Most RAAs are discovered incidentally in asymptomatic patients during MR imaging and CT examinations performed for other reasons; however, a small percentage present with pain or hematuria, as do a small number of patients with FMD. Also similar to FMD, some patients present with hypertension, renal artery dissection or occlusion, or segmental renal infarctions. Treatment of RAA is generally performed for symptomatic aneurysms or those > 2 cm, although reports exist of rupture in those < 2 cm. Hormonal changes during pregnancy are thought to predispose patients to rupture such that repair may be suggested in female patients planning future pregnancy with RAA measuring < 2 cm. The largest RAA surgical series includes 126 patients and reports 0% mortality with intended and unintended nephrectomy rates of 21% and 6%.30 Significant complications included single cases of retroperitoneal hematoma, deep venous thrombosis, pneumonia, graft thrombosis, and renal failure. Renal artery PTA > 1 month postsurgery was required in four patients. This series suggests that surgery can be performed safely in experienced centers for patients with complex aneurysms, albeit with a significant risk of nephrectomy. An increasing body of evidence indicates that endovascular coiling can be performed in selected patents with favorable anatomy using various types of coils.31,32,33 In patients with complex anatomy or wide necks, detachable coils (GDC) and balloon-remodeling techniques have proven useful in preserving flow to uninvolved vessels.

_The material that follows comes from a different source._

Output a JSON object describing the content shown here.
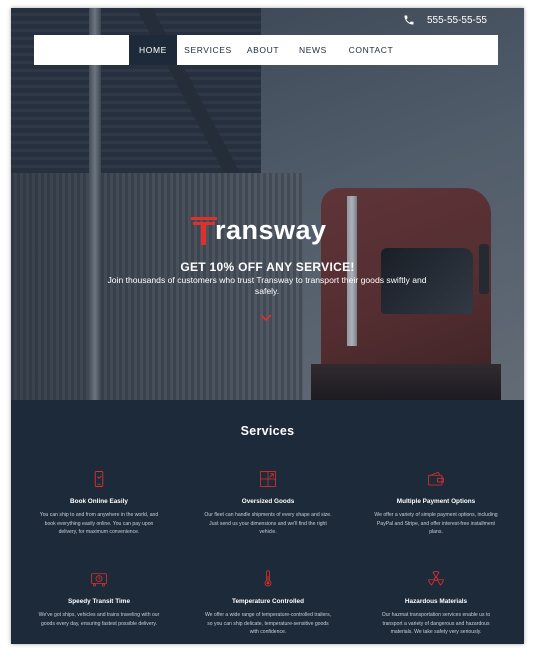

The treatment of choice for hypertensive patients with FMD without aneurysm is PTA.34,35 Technical success rates are generally ≥ 95% with improvement or cure in hypertension in 90% and improvement in renal function in 95 to 100% of those with impaired function. Restenosis occurs in 10 to 23% (1 to 10 years) and can generally be easily redilated.
Patients with vasculitides may have renal vascular pathology detected on screening imaging or may present in extremis after renal artery or aneurysm rupture. The mainstay of treatment for stable patients is directed at their underlying disorder and often includes steroids or other immunosuppressive therapy. Coil embolization has been used to treat ruptures.36,37 Limited experience with PTA to treat symptomatic stenoses resulting in hypertension or azotemia suggests it may be useful in carefully selected patients.38 Renal vein thrombosis (RVT), which occurs in up to 10% of those with nephrotic syndrome, may also be seen in association with Behçet's disease and SLE, and present with hematuria. Recent experience suggests that percutaneous pharmacomechanical thrombolysis can be effective in treating RVT with minimal complications and a high degree of success in improving renal function.39
CONCLUSION
In summary, the etiology of hematuria comprises a complex differential diagnosis but is most often related to renal parenchymal disease or nephrolithiasis. Interventional radiologists should be familiar with the various disease states associated with hematuria and affecting the renal vasculature. These include RAA, FMD, RNS, RVT, trauma, and renal vasculitides. Catheter-based angiography continues to play important diagnostic and therapeutic roles in the management of many of these entities.